Thoughts on Information Classification

Luke Breuer
2009-01-15 19:10 UTC

Memories of library card catalogs are fading these days, but those who remember them will recall a strict hierarchy of topics and subtopics. The taxonomy used is tightly controlled and applied with care. Unfortunately, hierarchical classification breaks down in any significantly complex system. The desire arises to place a given node under multiple parent nodes; sometimes the decision made is quite arbitrary. My personal case-in-point is webmark, the bookmark manager I wrote. It is organized into strictly hierarchical categories. Let's say I have the categories "learning" and "programming". What happens when I find a website which discusses how programmers tend to learn? The system breaks down. Over time, I have stopped using explicit categories with webmark and have reverted to tags — now everything goes into the random category.

One of the contemporary solutions it to use keywords; the term du jour is tag. Google uses the term label. The idea is that instead of using categories nested in what might be a deep hierarchy, one simply applies one or more terms to each item, such as "programming" and "learning". Then one can easily look for all items on programming, all items on learning, or all items involving both. The system works fairly well.
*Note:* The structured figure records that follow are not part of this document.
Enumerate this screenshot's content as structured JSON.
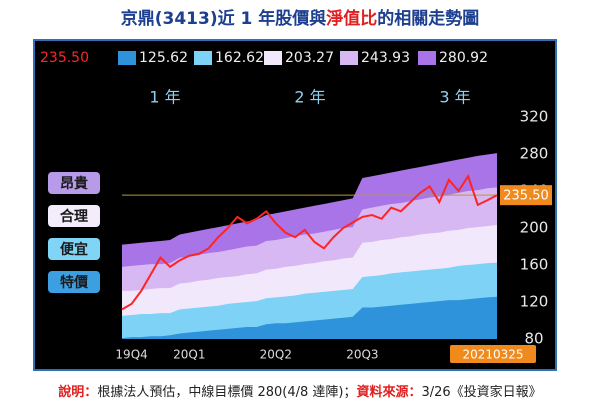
{
  "title_parts": [
    {
      "text": "京鼎(3413)近 1 年股價與",
      "color": "#1d3f8f"
    },
    {
      "text": "淨值比",
      "color": "#e02020"
    },
    {
      "text": "的相關走勢圖",
      "color": "#1d3f8f"
    }
  ],
  "chart_data": {
    "type": "band-line",
    "categories": [
      null,
      "19Q4",
      null,
      null,
      null,
      null,
      null,
      "20Q1",
      null,
      null,
      null,
      null,
      null,
      null,
      null,
      null,
      "20Q2",
      null,
      null,
      null,
      null,
      null,
      null,
      null,
      null,
      "20Q3",
      null,
      null,
      null,
      null,
      null,
      null,
      null,
      null,
      null,
      null,
      null,
      null,
      null,
      "20210325"
    ],
    "series": [
      {
        "name": "235.50",
        "kind": "line",
        "color": "#ff2424",
        "values": [
          112,
          118,
          132,
          150,
          168,
          158,
          165,
          170,
          172,
          178,
          190,
          200,
          212,
          205,
          210,
          218,
          205,
          195,
          190,
          198,
          185,
          178,
          190,
          200,
          206,
          212,
          214,
          210,
          222,
          218,
          228,
          238,
          245,
          228,
          252,
          240,
          256,
          225,
          230,
          235.5
        ]
      },
      {
        "name": "125.62",
        "kind": "band",
        "color": "#2f93dc",
        "values": [
          81,
          82,
          82,
          83,
          83,
          84,
          86,
          87,
          88,
          89,
          90,
          91,
          92,
          93,
          93,
          96,
          97,
          97,
          98,
          99,
          100,
          101,
          102,
          103,
          104,
          114,
          114,
          115,
          116,
          117,
          118,
          119,
          120,
          121,
          122,
          122,
          123,
          124,
          125,
          125.62
        ]
      },
      {
        "name": "162.62",
        "kind": "band",
        "color": "#7dd2f6",
        "values": [
          105,
          106,
          107,
          107,
          108,
          108,
          112,
          113,
          114,
          115,
          116,
          118,
          119,
          120,
          121,
          124,
          125,
          126,
          127,
          129,
          130,
          131,
          132,
          133,
          134,
          147,
          148,
          149,
          151,
          152,
          153,
          154,
          155,
          156,
          157,
          159,
          160,
          161,
          162,
          162.62
        ]
      },
      {
        "name": "203.27",
        "kind": "band",
        "color": "#f1e9fb",
        "values": [
          132,
          132,
          133,
          134,
          135,
          135,
          140,
          141,
          143,
          144,
          146,
          147,
          148,
          150,
          151,
          155,
          156,
          158,
          159,
          161,
          162,
          164,
          165,
          167,
          168,
          184,
          185,
          187,
          188,
          190,
          191,
          193,
          194,
          195,
          197,
          198,
          200,
          201,
          202,
          203.27
        ]
      },
      {
        "name": "243.93",
        "kind": "band",
        "color": "#d8b8f3",
        "values": [
          158,
          159,
          160,
          161,
          161,
          162,
          168,
          169,
          171,
          173,
          174,
          176,
          178,
          180,
          181,
          186,
          187,
          189,
          191,
          193,
          194,
          196,
          198,
          200,
          201,
          220,
          222,
          224,
          226,
          227,
          229,
          231,
          233,
          234,
          236,
          238,
          240,
          241,
          243,
          243.93
        ]
      },
      {
        "name": "280.92",
        "kind": "band",
        "color": "#a874e8",
        "values": [
          182,
          183,
          184,
          185,
          186,
          187,
          193,
          195,
          197,
          199,
          201,
          203,
          205,
          207,
          209,
          214,
          216,
          218,
          220,
          222,
          224,
          226,
          228,
          230,
          232,
          254,
          256,
          258,
          260,
          262,
          264,
          266,
          268,
          270,
          272,
          274,
          276,
          278,
          279.5,
          280.92
        ]
      }
    ],
    "ylim": [
      80,
      320
    ],
    "yticks": [
      80,
      120,
      160,
      200,
      240,
      280,
      320
    ],
    "grid": false,
    "periods": [
      "1 年",
      "2 年",
      "3 年"
    ],
    "zones": [
      {
        "label": "昂貴",
        "color": "#b79ae8"
      },
      {
        "label": "合理",
        "color": "#f2ecfb"
      },
      {
        "label": "便宜",
        "color": "#80d4f6"
      },
      {
        "label": "特價",
        "color": "#3c9fe2"
      }
    ]
  },
  "footnote_parts": [
    {
      "text": "說明：",
      "color": "#e02020"
    },
    {
      "text": "根據法人預估，中線目標價 280(4/8 達陣)；",
      "color": "#222222"
    },
    {
      "text": "資料來源：",
      "color": "#e02020"
    },
    {
      "text": "3/26《投資家日報》",
      "color": "#222222"
    }
  ]
}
One major problem with tagging is that it also breaks down: what exactly is the definition of each term used? It turns out that people use the same words for different meanings, making the sharing of tags a bit tricky. My solution is tsunami. It still allows for tags, as they are quite useful. However, it also allows one to create a more powerful version of a tag: a full-blown item. This allows one to define the item and then link it to other items. It is an attempt to organically grow a flexible taxonomy so that the benefits of having well defined terms can be combined with the ability to avoid hierarchical constraints.